An unsung hero of particle physics: GlideinWMS

GlideinWMS manages computing resources for researchers on the Open Science Grid. Image: Amanda Solliday

There’s a computing program that works under the radar for many particle physics experiments, one that makes life easier for researchers dealing with large amounts of data.

First developed at Fermilab by Igor Sfiligoi, the Glidein Work Management System works much like an air traffic controller by organizing data that land at global computing centers.

“Our goal is to make the process as simple as possible for scientists,” said Burt Holzman, head of CMS computing facilities at Fermilab and GlideinWMS project manager.

Scientists from all over the world send information about jobs — large packets of scientific analyses — through network connections to one of the four Glidein “factories.” These factories are located at Fermilab, CERN, UC San Diego and Indiana University.

The system processes on the order of hundreds of millions of jobs each year. In a given day, upwards of 200,000 computing jobs from the CMS experiment at CERN pass through the Glidein system.

A GlideinWMS factory tracks down open space at grid sites, which are computing centers that can easily process and store big data. The Open Science Grid ties these centers together and gives scientists access to the computing resources they need. Hundreds of computing centers are connected globally through the system. The Department of Energy and the National Science Foundation jointly fund the Open Science Grid.

The Glidein system can ship large packets of data into the grid in seconds if slots at the computing centers are open. With its high-performance computing capability, resources can be distributed to different jobs in order to run more efficiently. That kind of efficiency is invaluable for experiments that process vast stores of data. The entire duration for a job is typically hours.

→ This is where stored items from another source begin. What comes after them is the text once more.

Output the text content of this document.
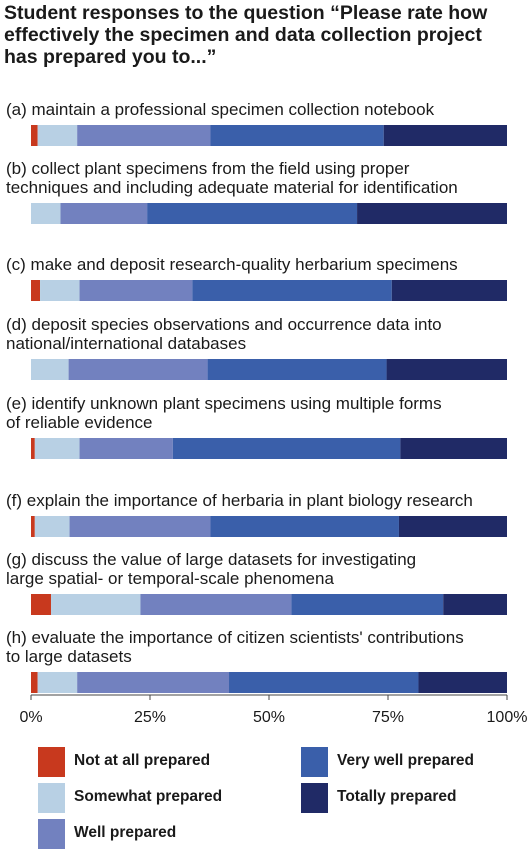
Student responses to the question “Please rate how
effectively the specimen and data collection project
has prepared you to...”
(a) maintain a professional specimen collection notebook
(b) collect plant specimens from the field using proper
techniques and including adequate material for identification
(c) make and deposit research-quality herbarium specimens
(d) deposit species observations and occurrence data into
national/international databases
(e) identify unknown plant specimens using multiple forms
of reliable evidence
(f) explain the importance of herbaria in plant biology research
(g) discuss the value of large datasets for investigating
large spatial- or temporal-scale phenomena
(h) evaluate the importance of citizen scientists' contributions
to large datasets
0%	25%	50%	75%	100%
Not at all prepared
Somewhat prepared
Well prepared
Very well prepared
Totally prepared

Without the factories, the system was “an unstable beast” and riddled with user or equipment errors, Holzman said. The factory system insulates researchers from system failures, which means experimenters don’t need to worry about jobs crashing. If there is a problem, the factory quickly reroutes the job to a different open slot.

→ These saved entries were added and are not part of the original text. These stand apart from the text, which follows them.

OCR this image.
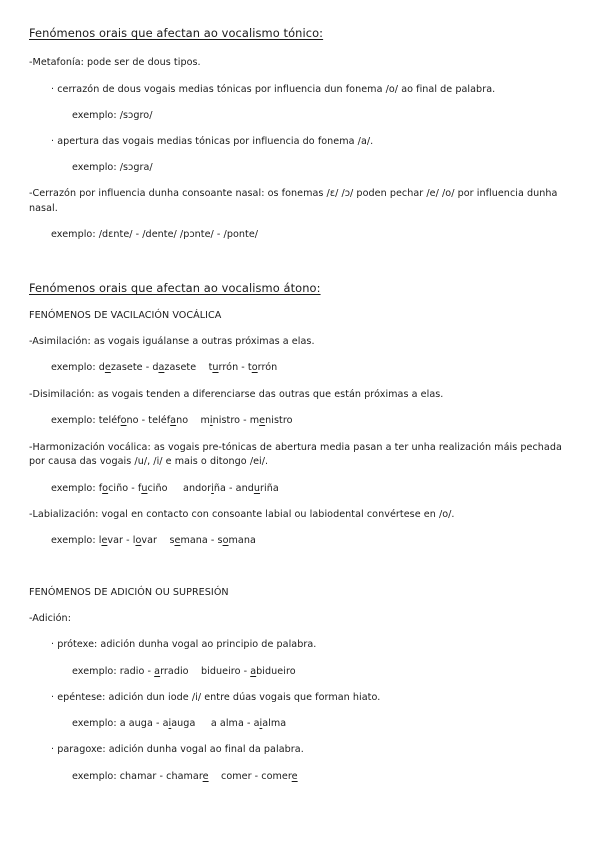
Fenómenos orais que afectan ao vocalismo tónico:
-Metafonía: pode ser de dous tipos.
· cerrazón de dous vogais medias tónicas por influencia dun fonema /o/ ao final de palabra.
exemplo: /sɔgro/
· apertura das vogais medias tónicas por influencia do fonema /a/.
exemplo: /sɔgra/
-Cerrazón por influencia dunha consoante nasal: os fonemas /ɛ/ /ɔ/ poden pechar /e/ /o/ por influencia dunha
nasal.
exemplo: /dɛnte/ - /dente/ /pɔnte/ - /ponte/
Fenómenos orais que afectan ao vocalismo átono:
FENÓMENOS DE VACILACIÓN VOCÁLICA
-Asimilación: as vogais iguálanse a outras próximas a elas.
exemplo: dezasete - dazasete    turrón - torrón
-Disimilación: as vogais tenden a diferenciarse das outras que están próximas a elas.
exemplo: teléfono - teléfano    ministro - menistro
-Harmonización vocálica: as vogais pre-tónicas de abertura media pasan a ter unha realización máis pechada
por causa das vogais /u/, /i/ e mais o ditongo /ei/.
exemplo: fociño - fuciño     andoriña - anduriña
-Labialización: vogal en contacto con consoante labial ou labiodental convértese en /o/.
exemplo: levar - lovar    semana - somana
FENÓMENOS DE ADICIÓN OU SUPRESIÓN
-Adición:
· prótexe: adición dunha vogal ao principio de palabra.
exemplo: radio - arradio    bidueiro - abidueiro
· epéntese: adición dun iode /i/ entre dúas vogais que forman hiato.
exemplo: a auga - aiauga     a alma - aialma
· paragoxe: adición dunha vogal ao final da palabra.
exemplo: chamar - chamare    comer - comere
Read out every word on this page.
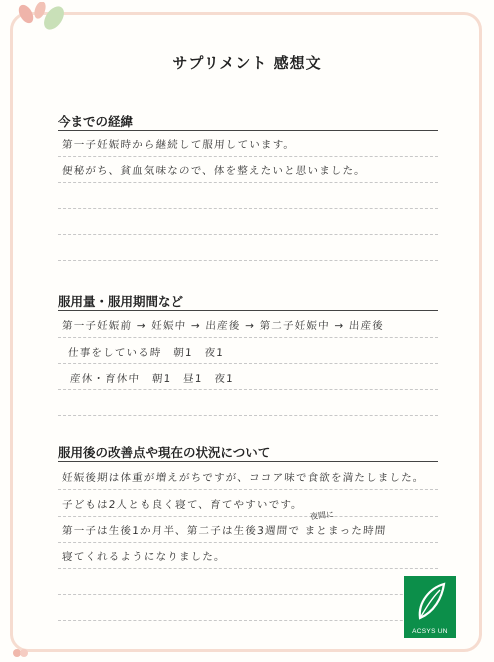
サプリメント 感想文
今までの経緯
第一子妊娠時から継続して服用しています。
便秘がち、貧血気味なので、体を整えたいと思いました。
服用量・服用期間など
第一子妊娠前 → 妊娠中 → 出産後 → 第二子妊娠中 → 出産後
仕事をしている時　朝1　夜1
産休・育休中　朝1　昼1　夜1
服用後の改善点や現在の状況について
妊娠後期は体重が増えがちですが、ココア味で食欲を満たしました。
子どもは2人とも良く寝て、育てやすいです。
夜間に
第一子は生後1か月半、第二子は生後3週間で まとまった時間
寝てくれるようになりました。
ACSYS UN
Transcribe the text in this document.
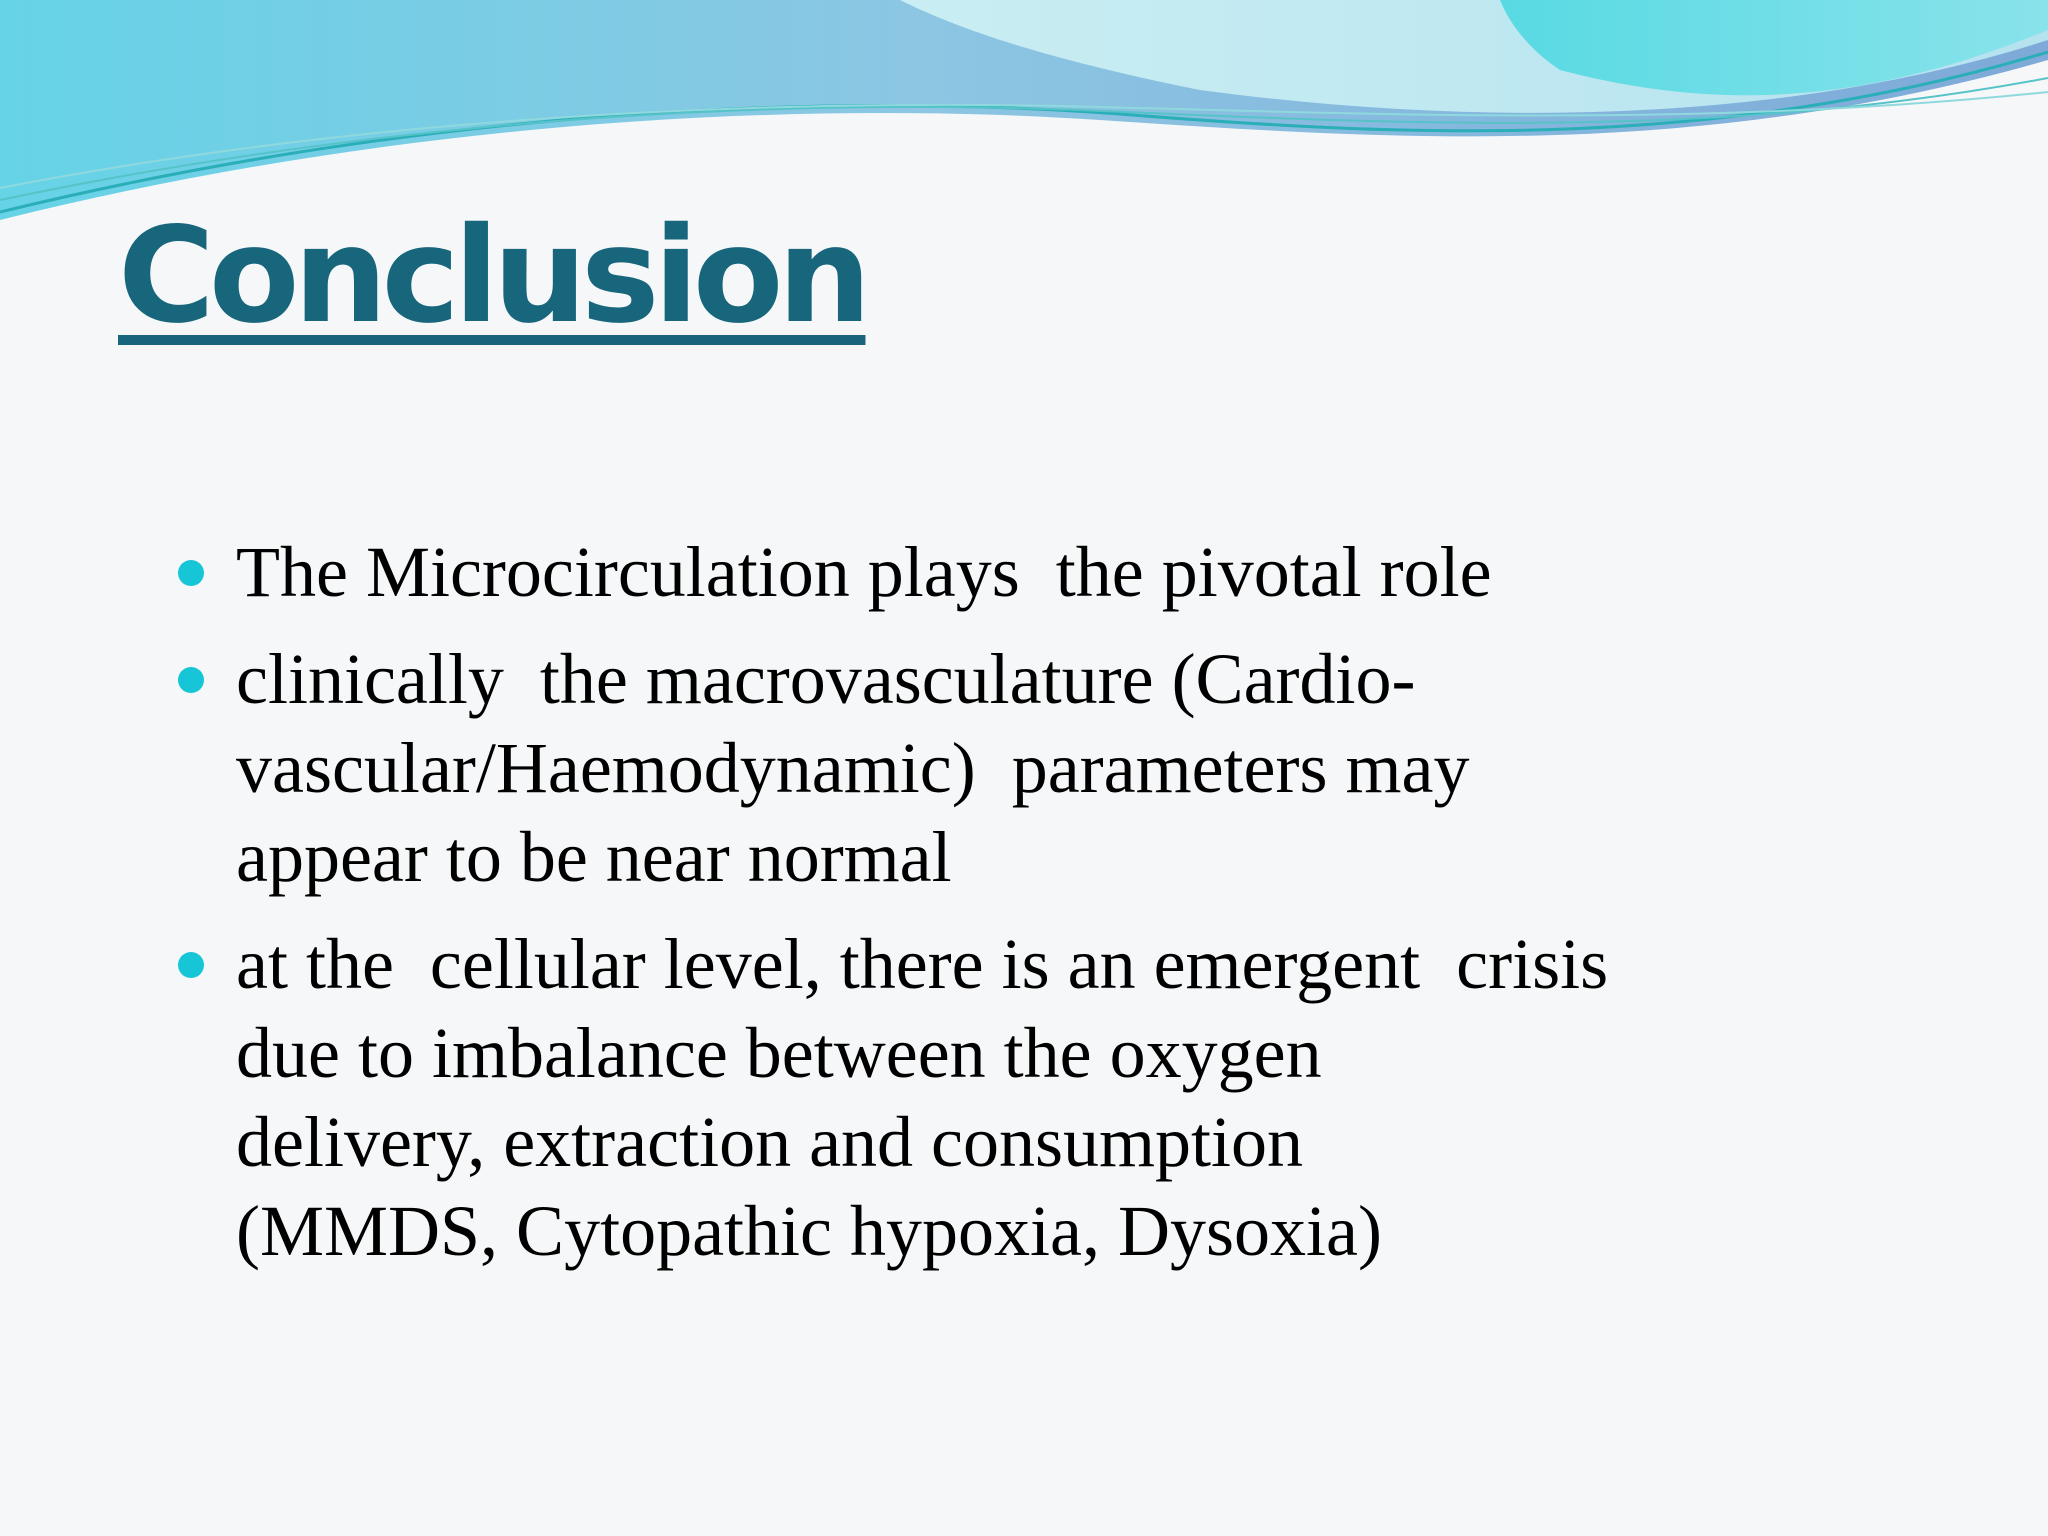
Conclusion
The Microcirculation plays  the pivotal role
clinically  the macrovasculature (Cardio-
vascular/Haemodynamic)  parameters may
appear to be near normal
at the  cellular level, there is an emergent  crisis
due to imbalance between the oxygen
delivery, extraction and consumption
(MMDS, Cytopathic hypoxia, Dysoxia)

The Glidein software works with HTCondor, a resource management system developed at the University of Wisconsin-Madison. The system uses HTCondor to makes nodes — resources at large computing clusters — appear local to the user. Related programs share bird-related names such as Parrot and Chirp, and Glidein follows this naming tradition. The user “glides in” like a bird to the Open Science Grid. Recently, the reach of the system expanded to include clouds such as the Amazon Elastic Compute Cluster and OpenStack.

Anyone who is on the Open Science Grid may use Glidein. Use of the software extends beyond particle physics to other disciplines such as structural biology and neurology.

The latest goal for the system is to build on its ability to send information to the cloud and take advantage of an even larger network of computing power.